Single by Matt Stell

from the EP Everywhere but On
- Released: December 2, 2019
- Genre: Country
- Length: 3:12
- Label: RECORDS; Arista Nashville;
- Songwriters: Matt Stell; Lance Miller; Paul Sikes;
- Producers: Matt Stell; Ash Bowers;

Matt Stell singles chronology
| "Prayed for You" (2019) | "Everywhere but On" (2019) | "That Ain't Me No More" (2021) |

= Everywhere but On =

"Everywhere but On" is a song recorded by American country music singer Matt Stell. It is the second single from his 2019 EP Everywhere but On.

==Content==
Stell wrote the song with Lance Miller and Paul Sikes. The song is about a man who is attempting to get through a breakup; according to Stell, he was going through a breakup while writing the song. According to Stell, the idea came when Sikes presented the title lyric "I've moved everywhere but on", after which the three writers decided to build around the title lyric. Stell describes the song as "super personal" because he included details from his own relationship in it.
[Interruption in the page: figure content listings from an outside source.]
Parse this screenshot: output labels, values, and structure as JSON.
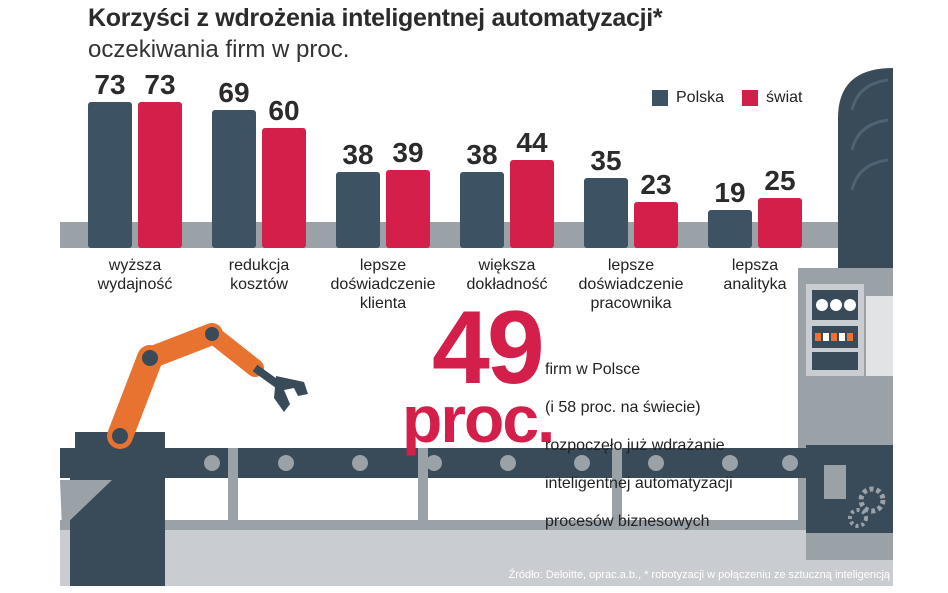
{
  "title": "Korzyści z wdrożenia inteligentnej automatyzacji*",
  "subtitle": "oczekiwania firm w proc.",
  "colors": {
    "polska": "#3d5262",
    "swiat": "#d41f4b",
    "accent": "#e8722f",
    "panel": "#c9ccd0",
    "dark": "#394a58"
  },
  "chart_data": {
    "type": "bar",
    "title": "Korzyści z wdrożenia inteligentnej automatyzacji*",
    "subtitle": "oczekiwania firm w proc.",
    "categories": [
      "wyższa wydajność",
      "redukcja kosztów",
      "lepsze doświadczenie klienta",
      "większa dokładność",
      "lepsze doświadczenie pracownika",
      "lepsza analityka"
    ],
    "category_lines": [
      [
        "wyższa",
        "wydajność"
      ],
      [
        "redukcja",
        "kosztów"
      ],
      [
        "lepsze",
        "doświadczenie",
        "klienta"
      ],
      [
        "większa",
        "dokładność"
      ],
      [
        "lepsze",
        "doświadczenie",
        "pracownika"
      ],
      [
        "lepsza",
        "analityka"
      ]
    ],
    "series": [
      {
        "name": "Polska",
        "color": "#3d5262",
        "values": [
          73,
          69,
          38,
          38,
          35,
          19
        ]
      },
      {
        "name": "świat",
        "color": "#d41f4b",
        "values": [
          73,
          60,
          39,
          44,
          23,
          25
        ]
      }
    ],
    "ylim": [
      0,
      80
    ],
    "grid": false,
    "data_labels": true,
    "legend_position": "top-right"
  },
  "highlight": {
    "number": "49",
    "unit": "proc.",
    "text_lines": [
      "firm w Polsce",
      "(i 58 proc. na świecie)",
      "rozpoczęło już wdrażanie",
      "inteligentnej automatyzacji",
      "procesów biznesowych"
    ]
  },
  "source": "Źródło: Deloitte, oprac.a.b., * robotyzacji w połączeniu ze sztuczną inteligencją",
  "illustration": {
    "icons": [
      "robot-arm-icon",
      "conveyor-belt-icon",
      "machine-icon",
      "gear-icon"
    ]
  }
}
People described the song as "express[ing] how difficult it is to move on".

==Chart performance==

===Weekly charts===

| Chart (2019–2020) | Peak position |
|---|---|
| Canada Hot 100 (Billboard) | 92 |
| Canada Country (Billboard) | 6 |
| US Billboard Hot 100 | 48 |
| US Country Airplay (Billboard) | 1 |
| US Hot Country Songs (Billboard) | 11 |

===Year-end charts===

| Chart (2020) | Position |
|---|---|
| US Country Airplay (Billboard) | 32 |
| US Hot Country Songs (Billboard) | 42 |

==Certifications==

| Region | Certification | Certified units/sales |
| United States (RIAA) | Platinum | 1,000,000^{‡} |
^{‡} Sales+streaming figures based on certification alone.